Theme: Data science challenges: tools from statistics to machine learning
Six Dimensional Streaming Algorithm for Cluster Finding in N-Body Simulations
Cosmological N-body simulations are crucial for understanding how the Universe evolves. Studying large-scale distributions of matter in these simulations and comparing them to observations usually involves detecting dense clusters of particles called "halos," which are gravitationally bound and expected to form galaxies. However, traditional cluster finders are computationally expensive and use massive amounts of memory. Previous work by Liu et al. showed the connection between cluster detection and memory-efficient streaming algorithms by implementing heavy hitter algorithms as halo finders. They later developed a more robust streaming tool for halo finding which utilizes state-of-the-art computing techniques on GPUs to increase performance and scalability in Ivkin et al.
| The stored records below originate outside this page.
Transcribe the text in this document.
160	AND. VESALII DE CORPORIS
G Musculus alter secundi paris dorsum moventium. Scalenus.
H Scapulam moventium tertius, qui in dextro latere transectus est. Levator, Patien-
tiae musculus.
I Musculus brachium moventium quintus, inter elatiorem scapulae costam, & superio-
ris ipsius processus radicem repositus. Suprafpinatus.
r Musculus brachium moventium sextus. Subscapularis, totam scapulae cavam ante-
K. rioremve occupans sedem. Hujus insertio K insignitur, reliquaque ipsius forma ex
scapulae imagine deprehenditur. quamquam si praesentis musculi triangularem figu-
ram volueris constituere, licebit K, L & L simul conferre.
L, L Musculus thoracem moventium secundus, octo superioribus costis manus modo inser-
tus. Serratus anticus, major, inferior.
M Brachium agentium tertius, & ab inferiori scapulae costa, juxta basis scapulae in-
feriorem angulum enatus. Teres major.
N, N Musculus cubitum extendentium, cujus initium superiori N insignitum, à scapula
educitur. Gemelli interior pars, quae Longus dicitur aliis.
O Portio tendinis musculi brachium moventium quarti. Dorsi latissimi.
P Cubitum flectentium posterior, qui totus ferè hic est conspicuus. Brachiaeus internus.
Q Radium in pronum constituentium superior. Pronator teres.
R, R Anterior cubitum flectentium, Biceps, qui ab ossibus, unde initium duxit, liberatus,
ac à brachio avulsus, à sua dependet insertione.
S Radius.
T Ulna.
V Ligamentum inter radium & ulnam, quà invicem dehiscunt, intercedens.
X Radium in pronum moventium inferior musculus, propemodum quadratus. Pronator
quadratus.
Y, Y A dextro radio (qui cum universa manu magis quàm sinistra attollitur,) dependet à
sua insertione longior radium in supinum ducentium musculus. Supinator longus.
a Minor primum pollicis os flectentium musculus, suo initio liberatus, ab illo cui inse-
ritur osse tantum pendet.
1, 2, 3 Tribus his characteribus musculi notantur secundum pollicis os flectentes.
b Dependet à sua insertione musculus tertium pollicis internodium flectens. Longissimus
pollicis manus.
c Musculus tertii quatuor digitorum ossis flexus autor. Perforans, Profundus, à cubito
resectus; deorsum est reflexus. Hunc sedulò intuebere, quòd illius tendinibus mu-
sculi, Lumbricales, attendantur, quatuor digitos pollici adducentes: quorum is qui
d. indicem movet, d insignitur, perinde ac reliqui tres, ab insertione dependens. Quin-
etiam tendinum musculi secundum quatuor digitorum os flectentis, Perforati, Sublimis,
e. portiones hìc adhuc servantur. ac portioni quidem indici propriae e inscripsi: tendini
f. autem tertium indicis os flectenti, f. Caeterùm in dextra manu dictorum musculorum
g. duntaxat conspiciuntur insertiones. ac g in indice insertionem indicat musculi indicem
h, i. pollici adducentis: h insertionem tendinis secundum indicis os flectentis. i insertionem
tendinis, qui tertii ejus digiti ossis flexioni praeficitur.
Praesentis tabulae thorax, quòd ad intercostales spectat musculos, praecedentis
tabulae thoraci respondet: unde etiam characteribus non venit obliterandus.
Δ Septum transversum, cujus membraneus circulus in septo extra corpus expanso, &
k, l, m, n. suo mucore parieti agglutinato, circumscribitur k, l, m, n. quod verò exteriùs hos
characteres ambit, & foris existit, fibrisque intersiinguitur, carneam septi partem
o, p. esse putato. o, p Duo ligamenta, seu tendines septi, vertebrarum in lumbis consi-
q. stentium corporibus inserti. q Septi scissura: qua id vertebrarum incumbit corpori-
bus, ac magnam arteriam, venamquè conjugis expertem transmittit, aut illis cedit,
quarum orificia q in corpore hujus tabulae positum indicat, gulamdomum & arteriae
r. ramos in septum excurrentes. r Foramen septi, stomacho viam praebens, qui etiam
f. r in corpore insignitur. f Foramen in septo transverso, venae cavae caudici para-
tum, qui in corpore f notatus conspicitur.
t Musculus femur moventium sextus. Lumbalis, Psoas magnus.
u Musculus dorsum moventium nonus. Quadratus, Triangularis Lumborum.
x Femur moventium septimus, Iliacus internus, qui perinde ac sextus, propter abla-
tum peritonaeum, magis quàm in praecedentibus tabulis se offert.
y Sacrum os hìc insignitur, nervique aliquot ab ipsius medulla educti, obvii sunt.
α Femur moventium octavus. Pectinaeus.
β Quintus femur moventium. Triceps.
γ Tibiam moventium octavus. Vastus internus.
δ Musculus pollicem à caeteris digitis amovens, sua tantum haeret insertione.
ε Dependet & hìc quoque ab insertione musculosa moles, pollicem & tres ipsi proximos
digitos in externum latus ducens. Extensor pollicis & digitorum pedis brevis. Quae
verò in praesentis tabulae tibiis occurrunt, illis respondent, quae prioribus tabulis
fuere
The main drawback to this method is that it involves mapping particle onto a discrete grid, losing all other information, such as that given by the particles’ velocities. The complicated movement and substructure of halos is such that multiple halos frequently occupy the same grid location. Furthermore, the velocity distribution of these close halos can be telling of an interesting merging or passing of galaxies worth studying. In this project we analyze data from the Millennium Simulation Project to motivate the inclusion of velocity in our streaming algorithm. We demonstrate a method of doing so that allows one to find the same halos as before, while also detecting these interesting velocity distributions.